Lizbonu keşfetmeye kaleden başlıyoruz,daracık sokaklardan şehrin tepesine çıkınca yorulsakta manzara harika.Şu an için en büyük sorunumuz aşırı sıcak hava.Termometreler 46 derece..Evet Madrid'te sıcaktı ama burası aşırı nemli ve pişik riski var :) Bu kentin en önemli simgesi olan Belem kalesine gitmek için yürümeyi tercih ediyoruz.Elimizdeki rehbere  göre boğaz hattını takip ederek hiç bir yere sapmadan direk karşısına çıkıcaz Belem'in.Uzunca bir yürüyüşten sonra yollar tenhalaşıp ilk önce alenen fuhuş yapan insanları daha sonrada fuhuşun ileri safhasında ki eşcinsel çifti görünce, nereye gittiği hakkında en ufak bir fikrimizin olmadığı ilk gelen otobüse biniyoruz.Şöför abimize Belem kalesini sorar sormaz içerideki teyzelerden bazıları bize güzel portekizceleriyle bişey anlatmaya başlıyorlar.Büyük olasılıkla yanlış otobüse bindik biliyoruz ama sende azıcık sus be hanım teyze :) Sonunda otobüsün sahil yolundan saptığı biyerde inip güzel Belem'i buluyor ve fotoğraf çekimine başlıyoruz..
*aslında boğaz dediğimiz şey boğaziçine benzeyen ve okyanusa akan Tagus Nehri



 Akşam üzeri hava serinleyince gezmek için ideal koşullar oluşmaya başlıyor.Lizbon mimarisiyle  ve şehrin her tarafında hizmet veren sarı tramvaylarıyla favori şehirler listemde çoktan yerine aldı.Lizbon diğerlerine göre daha canlı bir şehir görüntüsünde.Mesela  gezerken önünüze bir vatandaş atlayıp size mariuhana satmaya çalışabiliyor yada hayat kadınları sözlü tacizde bulunabiliyor.Peşinize takılan onlarca dilenciyi saymıyorum bile.

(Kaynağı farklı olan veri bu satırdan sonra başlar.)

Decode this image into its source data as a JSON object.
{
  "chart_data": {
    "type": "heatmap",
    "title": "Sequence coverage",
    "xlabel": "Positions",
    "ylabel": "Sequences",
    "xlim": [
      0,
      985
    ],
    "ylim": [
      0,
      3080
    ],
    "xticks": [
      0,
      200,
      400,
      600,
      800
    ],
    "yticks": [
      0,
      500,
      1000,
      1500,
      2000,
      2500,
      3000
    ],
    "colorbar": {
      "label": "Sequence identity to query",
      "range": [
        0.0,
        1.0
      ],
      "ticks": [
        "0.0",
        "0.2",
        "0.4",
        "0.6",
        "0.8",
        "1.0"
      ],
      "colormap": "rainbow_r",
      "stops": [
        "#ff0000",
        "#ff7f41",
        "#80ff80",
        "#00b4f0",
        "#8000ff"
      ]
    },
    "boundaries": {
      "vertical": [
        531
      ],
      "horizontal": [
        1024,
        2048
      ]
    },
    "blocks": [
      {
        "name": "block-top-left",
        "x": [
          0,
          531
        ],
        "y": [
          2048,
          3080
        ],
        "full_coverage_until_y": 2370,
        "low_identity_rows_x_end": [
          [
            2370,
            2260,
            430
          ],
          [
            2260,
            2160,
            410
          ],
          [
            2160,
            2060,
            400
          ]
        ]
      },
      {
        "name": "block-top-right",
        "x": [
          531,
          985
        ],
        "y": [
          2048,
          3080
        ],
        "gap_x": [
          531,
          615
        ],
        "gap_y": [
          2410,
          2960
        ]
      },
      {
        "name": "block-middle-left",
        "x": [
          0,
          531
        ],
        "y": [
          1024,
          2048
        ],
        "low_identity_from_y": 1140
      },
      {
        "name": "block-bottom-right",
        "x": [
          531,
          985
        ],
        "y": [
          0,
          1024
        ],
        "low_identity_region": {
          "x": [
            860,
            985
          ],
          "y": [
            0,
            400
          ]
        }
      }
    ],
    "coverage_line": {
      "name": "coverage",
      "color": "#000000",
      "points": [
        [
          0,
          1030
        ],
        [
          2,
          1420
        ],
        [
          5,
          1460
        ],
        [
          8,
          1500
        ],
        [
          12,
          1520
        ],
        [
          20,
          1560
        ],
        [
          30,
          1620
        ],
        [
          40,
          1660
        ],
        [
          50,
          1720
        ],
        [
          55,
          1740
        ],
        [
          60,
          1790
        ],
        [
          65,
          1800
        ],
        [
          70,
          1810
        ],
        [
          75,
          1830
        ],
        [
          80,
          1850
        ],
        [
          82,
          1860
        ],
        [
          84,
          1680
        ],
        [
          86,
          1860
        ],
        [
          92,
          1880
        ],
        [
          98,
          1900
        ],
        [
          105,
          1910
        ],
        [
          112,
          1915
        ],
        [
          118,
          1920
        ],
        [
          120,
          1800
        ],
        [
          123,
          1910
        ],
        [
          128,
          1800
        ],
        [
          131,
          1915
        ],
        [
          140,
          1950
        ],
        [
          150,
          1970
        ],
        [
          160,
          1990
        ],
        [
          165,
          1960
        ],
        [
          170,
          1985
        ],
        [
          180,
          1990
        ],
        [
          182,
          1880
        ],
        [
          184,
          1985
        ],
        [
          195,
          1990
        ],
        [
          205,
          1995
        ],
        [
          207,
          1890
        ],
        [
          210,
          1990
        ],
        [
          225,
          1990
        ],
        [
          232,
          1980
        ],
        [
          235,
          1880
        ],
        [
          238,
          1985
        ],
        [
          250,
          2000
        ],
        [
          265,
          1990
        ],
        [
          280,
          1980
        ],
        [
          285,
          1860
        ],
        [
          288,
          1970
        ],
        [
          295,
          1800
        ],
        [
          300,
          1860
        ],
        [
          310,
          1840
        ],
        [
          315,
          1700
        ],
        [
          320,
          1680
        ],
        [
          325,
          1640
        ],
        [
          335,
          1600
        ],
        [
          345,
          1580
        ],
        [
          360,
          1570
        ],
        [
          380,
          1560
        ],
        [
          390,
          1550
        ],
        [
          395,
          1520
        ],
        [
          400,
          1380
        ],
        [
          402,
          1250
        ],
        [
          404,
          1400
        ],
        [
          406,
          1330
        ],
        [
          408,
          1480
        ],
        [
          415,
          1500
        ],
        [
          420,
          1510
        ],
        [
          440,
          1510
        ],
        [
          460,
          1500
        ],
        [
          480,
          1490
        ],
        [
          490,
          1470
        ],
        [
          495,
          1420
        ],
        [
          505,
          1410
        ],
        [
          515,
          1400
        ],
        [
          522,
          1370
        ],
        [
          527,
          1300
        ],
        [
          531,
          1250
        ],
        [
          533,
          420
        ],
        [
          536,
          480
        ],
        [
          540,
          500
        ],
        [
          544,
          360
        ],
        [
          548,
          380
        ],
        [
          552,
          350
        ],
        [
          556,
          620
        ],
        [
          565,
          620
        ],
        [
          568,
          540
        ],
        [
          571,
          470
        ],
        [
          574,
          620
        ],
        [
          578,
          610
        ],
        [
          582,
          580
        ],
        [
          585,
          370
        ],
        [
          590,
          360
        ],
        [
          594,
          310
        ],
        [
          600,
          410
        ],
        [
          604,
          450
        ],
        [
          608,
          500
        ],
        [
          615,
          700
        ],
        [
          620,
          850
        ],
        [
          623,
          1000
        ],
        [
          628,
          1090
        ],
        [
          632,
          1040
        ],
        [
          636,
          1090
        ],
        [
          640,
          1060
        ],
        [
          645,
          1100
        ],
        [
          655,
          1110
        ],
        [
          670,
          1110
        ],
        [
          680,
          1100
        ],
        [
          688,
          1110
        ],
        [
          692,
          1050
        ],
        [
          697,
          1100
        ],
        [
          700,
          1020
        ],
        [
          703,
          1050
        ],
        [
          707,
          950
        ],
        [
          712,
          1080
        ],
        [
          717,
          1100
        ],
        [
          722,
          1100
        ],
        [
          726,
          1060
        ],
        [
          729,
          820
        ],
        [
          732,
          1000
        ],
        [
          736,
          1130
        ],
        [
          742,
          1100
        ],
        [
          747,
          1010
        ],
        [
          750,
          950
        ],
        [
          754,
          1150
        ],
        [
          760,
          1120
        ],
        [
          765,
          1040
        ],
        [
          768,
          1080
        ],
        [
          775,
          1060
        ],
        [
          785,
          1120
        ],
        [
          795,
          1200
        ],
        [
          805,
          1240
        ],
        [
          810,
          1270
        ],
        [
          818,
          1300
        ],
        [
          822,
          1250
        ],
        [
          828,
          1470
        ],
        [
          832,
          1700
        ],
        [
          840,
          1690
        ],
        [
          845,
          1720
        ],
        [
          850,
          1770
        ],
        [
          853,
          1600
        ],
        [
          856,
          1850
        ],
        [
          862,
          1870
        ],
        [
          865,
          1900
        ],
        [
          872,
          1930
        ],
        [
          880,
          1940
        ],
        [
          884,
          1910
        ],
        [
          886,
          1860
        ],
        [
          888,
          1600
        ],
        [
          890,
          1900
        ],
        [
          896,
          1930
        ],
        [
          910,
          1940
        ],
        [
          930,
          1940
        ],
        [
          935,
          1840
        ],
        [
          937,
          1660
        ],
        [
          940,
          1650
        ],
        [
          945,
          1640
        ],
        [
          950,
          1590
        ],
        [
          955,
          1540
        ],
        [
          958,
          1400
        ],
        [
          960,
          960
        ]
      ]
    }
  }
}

Yorgunluğun etkisiyle kendimizi hostele atıyoruz hemen.Ama öyle hemen uyumak yok.Hostelin mutfağında yemek yaparken tanıştığım fiziksel ve yüz olarak Cesaria Evora'nın kız kardeşi kıvamıdaki, Türk dostu brezilyalı Elisa ile tanışıyoruz.Elisa 46 yaşında bir hanım.Londra'da kaldığı zamanlar Mustafa adlı çok samimi bir arkadaşı varmış ve artık gördüğü her Türk erkeğine Mustafa diyor kendisi :) Sohbet güzelleştikçe güzelleşiyor ve ilerleyen saatlerde beraber halay çekmeye başlıyoruz nedensizce..
 




   Bu arada ben Lizbon izlenimlerimi kendilerini İstanbul'da ağırladığım portekizli arkadaşlara anlatınca fazlaca şaşırdılar, yok aslında tam öyle değil gibilerinden.Demek ki şansımıza kaldığımız semt gezdiğimiz yerler karşılaştığımız insanlar Lizbon'un farklı bir yüzünü tanıttı bize.